At first, the only task in the cgroup was moved into cpu 1, called
update_tg_load_avg and updated its timestamp. It was then migrated out
within 1ms, but when it was migrated out, the update failed due to the
update interval limit. At this point cfs_rq is still in the
leaf_cfs_rq_list, but in some cases cfs_rq_is_decay() returns true within
1ms, and the value of cfs_rq->tg_load_avg_contrib approximates the task's
load_avg which is not null.

When a task is migrated from cfs_rq, dequeue_load_avg() will subtract its
avg.load_sum and avg.load_avg. Sometimes its load_sum is reduced to null
sometimes not. If load_sum is reduced to null, then this cfs_rq will be
removed from the leaf_cfs_rq_list soon. So __update_blocked_fair() can not
update it anymore.

Link: https://lore.kernel.org/cgroups/20210518125202.78658-2-odin@uged.al/
In this patch, Odin proposed adding a check in cfs_rq_is_decayed() to
determine whether cfs_rq->tg_load_avg_contrib is null. However, it appears
that this patch was not merged. In fact, if there were a check in
cfs_rq_is_decayed() similar to the one in update_tg_load_avg() regarding
the size of the _delta_ value (see update_tg_load_avg()), this issue
could also be effectively resolved. This solution would block (2.),
because if delta is too large, cfs_rq_is_decayed() returns false, and the
cfs_rq remains in leaf_cfs_rq_list, ultimately causing
__update_blocked_fair() to update it outside the 1ms limit. The only
consideration is whether to add a check for cfs_rq->tg_load_avg_contrib in
cfs_rq_is_decayed(), which may increase coupling.

Signed-off-by: xupengbo <xupengbo@...o.com>
---
 kernel/sched/fair.c | 50 ++++++++++++++++++++++++++++++++++++++++++++-
 1 file changed, 49 insertions(+), 1 deletion(-)

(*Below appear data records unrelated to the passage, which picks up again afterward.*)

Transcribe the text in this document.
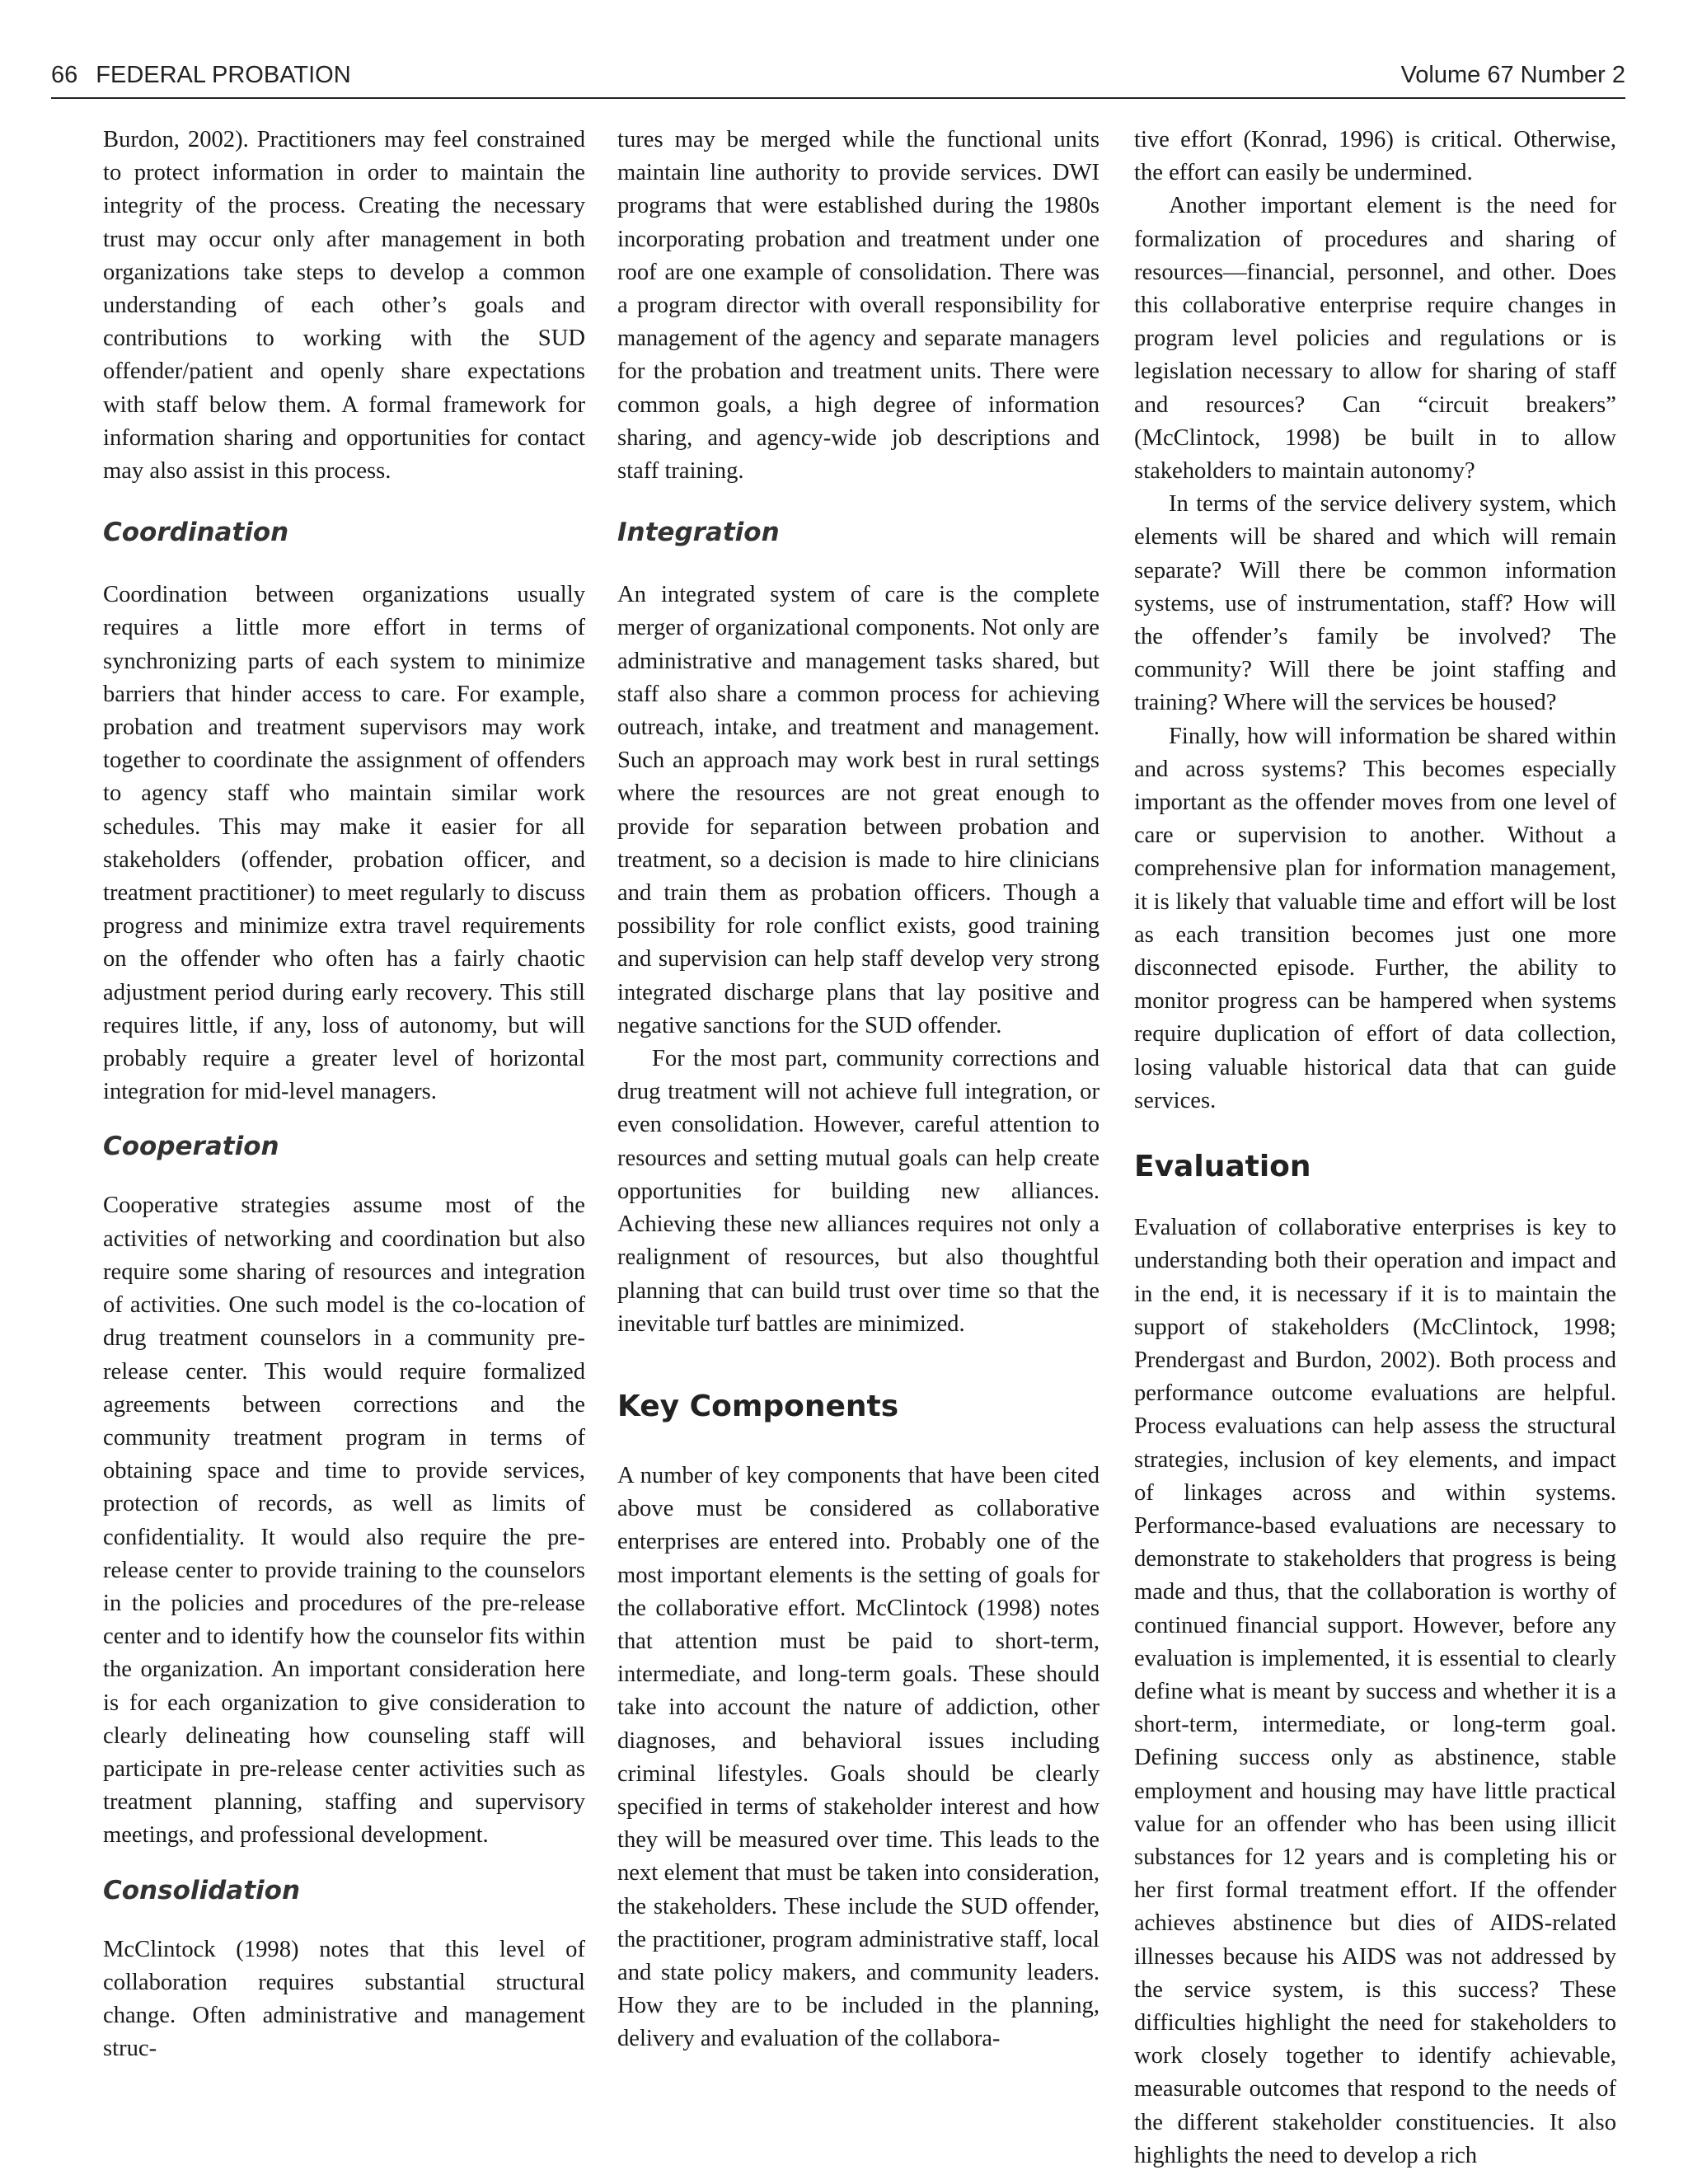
66 FEDERAL PROBATION	Volume 67 Number 2

Burdon, 2002). Practitioners may feel constrained to protect information in order to maintain the integrity of the process. Creating the necessary trust may occur only after management in both organizations take steps to develop a common understanding of each other’s goals and contributions to working with the SUD offender/patient and openly share expectations with staff below them. A formal framework for information sharing and opportunities for contact may also assist in this process.

Coordination

Coordination between organizations usually requires a little more effort in terms of synchronizing parts of each system to minimize barriers that hinder access to care. For example, probation and treatment supervisors may work together to coordinate the assignment of offenders to agency staff who maintain similar work schedules. This may make it easier for all stakeholders (offender, probation officer, and treatment practitioner) to meet regularly to discuss progress and minimize extra travel requirements on the offender who often has a fairly chaotic adjustment period during early recovery. This still requires little, if any, loss of autonomy, but will probably require a greater level of horizontal integration for mid-level managers.

Cooperation

Cooperative strategies assume most of the activities of networking and coordination but also require some sharing of resources and integration of activities. One such model is the co-location of drug treatment counselors in a community pre-release center. This would require formalized agreements between corrections and the community treatment program in terms of obtaining space and time to provide services, protection of records, as well as limits of confidentiality. It would also require the pre-release center to provide training to the counselors in the policies and procedures of the pre-release center and to identify how the counselor fits within the organization. An important consideration here is for each organization to give consideration to clearly delineating how counseling staff will participate in pre-release center activities such as treatment planning, staffing and supervisory meetings, and professional development.

Consolidation

McClintock (1998) notes that this level of collaboration requires substantial structural change. Often administrative and management struc-

tures may be merged while the functional units maintain line authority to provide services. DWI programs that were established during the 1980s incorporating probation and treatment under one roof are one example of consolidation. There was a program director with overall responsibility for management of the agency and separate managers for the probation and treatment units. There were common goals, a high degree of information sharing, and agency-wide job descriptions and staff training.

Integration

An integrated system of care is the complete merger of organizational components. Not only are administrative and management tasks shared, but staff also share a common process for achieving outreach, intake, and treatment and management. Such an approach may work best in rural settings where the resources are not great enough to provide for separation between probation and treatment, so a decision is made to hire clinicians and train them as probation officers. Though a possibility for role conflict exists, good training and supervision can help staff develop very strong integrated discharge plans that lay positive and negative sanctions for the SUD offender.

For the most part, community corrections and drug treatment will not achieve full integration, or even consolidation. However, careful attention to resources and setting mutual goals can help create opportunities for building new alliances. Achieving these new alliances requires not only a realignment of resources, but also thoughtful planning that can build trust over time so that the inevitable turf battles are minimized.

Key Components

A number of key components that have been cited above must be considered as collaborative enterprises are entered into. Probably one of the most important elements is the setting of goals for the collaborative effort. McClintock (1998) notes that attention must be paid to short-term, intermediate, and long-term goals. These should take into account the nature of addiction, other diagnoses, and behavioral issues including criminal lifestyles. Goals should be clearly specified in terms of stakeholder interest and how they will be measured over time. This leads to the next element that must be taken into consideration, the stakeholders. These include the SUD offender, the practitioner, program administrative staff, local and state policy makers, and community leaders. How they are to be included in the planning, delivery and evaluation of the collabora-

tive effort (Konrad, 1996) is critical. Otherwise, the effort can easily be undermined.

Another important element is the need for formalization of procedures and sharing of resources—financial, personnel, and other. Does this collaborative enterprise require changes in program level policies and regulations or is legislation necessary to allow for sharing of staff and resources? Can “circuit breakers” (McClintock, 1998) be built in to allow stakeholders to maintain autonomy?

In terms of the service delivery system, which elements will be shared and which will remain separate? Will there be common information systems, use of instrumentation, staff? How will the offender’s family be involved? The community? Will there be joint staffing and training? Where will the services be housed?

Finally, how will information be shared within and across systems? This becomes especially important as the offender moves from one level of care or supervision to another. Without a comprehensive plan for information management, it is likely that valuable time and effort will be lost as each transition becomes just one more disconnected episode. Further, the ability to monitor progress can be hampered when systems require duplication of effort of data collection, losing valuable historical data that can guide services.

Evaluation

Evaluation of collaborative enterprises is key to understanding both their operation and impact and in the end, it is necessary if it is to maintain the support of stakeholders (McClintock, 1998; Prendergast and Burdon, 2002). Both process and performance outcome evaluations are helpful. Process evaluations can help assess the structural strategies, inclusion of key elements, and impact of linkages across and within systems. Performance-based evaluations are necessary to demonstrate to stakeholders that progress is being made and thus, that the collaboration is worthy of continued financial support. However, before any evaluation is implemented, it is essential to clearly define what is meant by success and whether it is a short-term, intermediate, or long-term goal. Defining success only as abstinence, stable employment and housing may have little practical value for an offender who has been using illicit substances for 12 years and is completing his or her first formal treatment effort. If the offender achieves abstinence but dies of AIDS-related illnesses because his AIDS was not addressed by the service system, is this success? These difficulties highlight the need for stakeholders to work closely together to identify achievable, measurable outcomes that respond to the needs of the different stakeholder constituencies. It also highlights the need to develop a rich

diff --git a/kernel/sched/fair.c b/kernel/sched/fair.c
index b173a059315c..97feba367be9 100644
--- a/kernel/sched/fair.c
+++ b/kernel/sched/fair.c
@@ -4065,6 +4065,45 @@ static inline bool cfs_rq_is_decayed(struct cfs_rq *cfs_rq)
 	return true;
 }
 
+/* only called in update_load_avg() */
+static inline void update_tg_load_avg_immediately(struct cfs_rq *cfs_rq)
+{
+	long delta;
+	u64 now;
+
+	/*
+	 * No need to update load_avg for root_task_group as it is not used.
+	 */
+	if (cfs_rq->tg == &root_task_group)
+		return;
+
+	/* rq has been offline and doesn't contribute to the share anymore: */
+	if (!cpu_active(cpu_of(rq_of(cfs_rq))))
+		return;
+
+	/*
+	 * Under normal circumstances, for migration heavy workloads, access
+	 * to tg->load_avg can be unbound. Limit the update rate to at most
+	 * once per ms.
+	 * However when the last task is migrating from this cpu, we must
+	 * update tg->load_avg immediately. Otherwise, if this cfs_rq becomes
+	 * idle forever due to cpumask and is removed from leaf_cfs_rq_list,
+	 * the huge mismatch between cfs_rq->avg.load_avg(which may be zero)
+	 * and cfs_rq->tg_load_avg_contrib(stalled load_avg of last task)
+	 * can never be corrected, which will lead to a significant value
+	 * error in se.weight for this group.
+	 * We retain this value filter below because it is not the main cause
+	 * of this bug, so we are being conservative.
+	 */
+	now = sched_clock_cpu(cpu_of(rq_of(cfs_rq)));
+	delta = cfs_rq->avg.load_avg - cfs_rq->tg_load_avg_contrib;
+	if (abs(delta) > cfs_rq->tg_load_avg_contrib / 64) {
+		atomic_long_add(delta, &cfs_rq->tg->load_avg);
+		cfs_rq->tg_load_avg_contrib = cfs_rq->avg.load_avg;
+		cfs_rq->last_update_tg_load_avg = now;
+	}
+}
+
 /**
  * update_tg_load_avg - update the tg's load avg
  * @cfs_rq: the cfs_rq whose avg changed
@@ -4449,6 +4488,8 @@ static inline bool skip_blocked_update(struct sched_entity *se)
 
 static inline void update_tg_load_avg(struct cfs_rq *cfs_rq) {}
 
+static inline void update_tg_load_avg_immediately(struct cfs_rq *cfs_rq) {}
+
 static inline void clear_tg_offline_cfs_rqs(struct rq *rq) {}
 
 static inline int propagate_entity_load_avg(struct sched_entity *se)
@@ -4747,9 +4788,16 @@ static inline void update_load_avg(struct cfs_rq *cfs_rq, struct sched_entity *s
 		/*
 		 * DO_DETACH means we're here from dequeue_entity()
 		 * and we are migrating task out of the CPU.
+		 *
+		 * At this point, we have not subtracted nr_queued.
+		 * If cfs_rq->nr_queued ==1, the last cfs task is being
+		 * migrated from this cfs_rq.
 		 */
 		detach_entity_load_avg(cfs_rq, se);
-		update_tg_load_avg(cfs_rq);
+		if (cfs_rq->nr_queued == 1)
+			update_tg_load_avg_immediately(cfs_rq);
+		else
+			update_tg_load_avg(cfs_rq);
 	} else if (decayed) {
 		cfs_rq_util_change(cfs_rq, 0);
 
-- 
2.43.0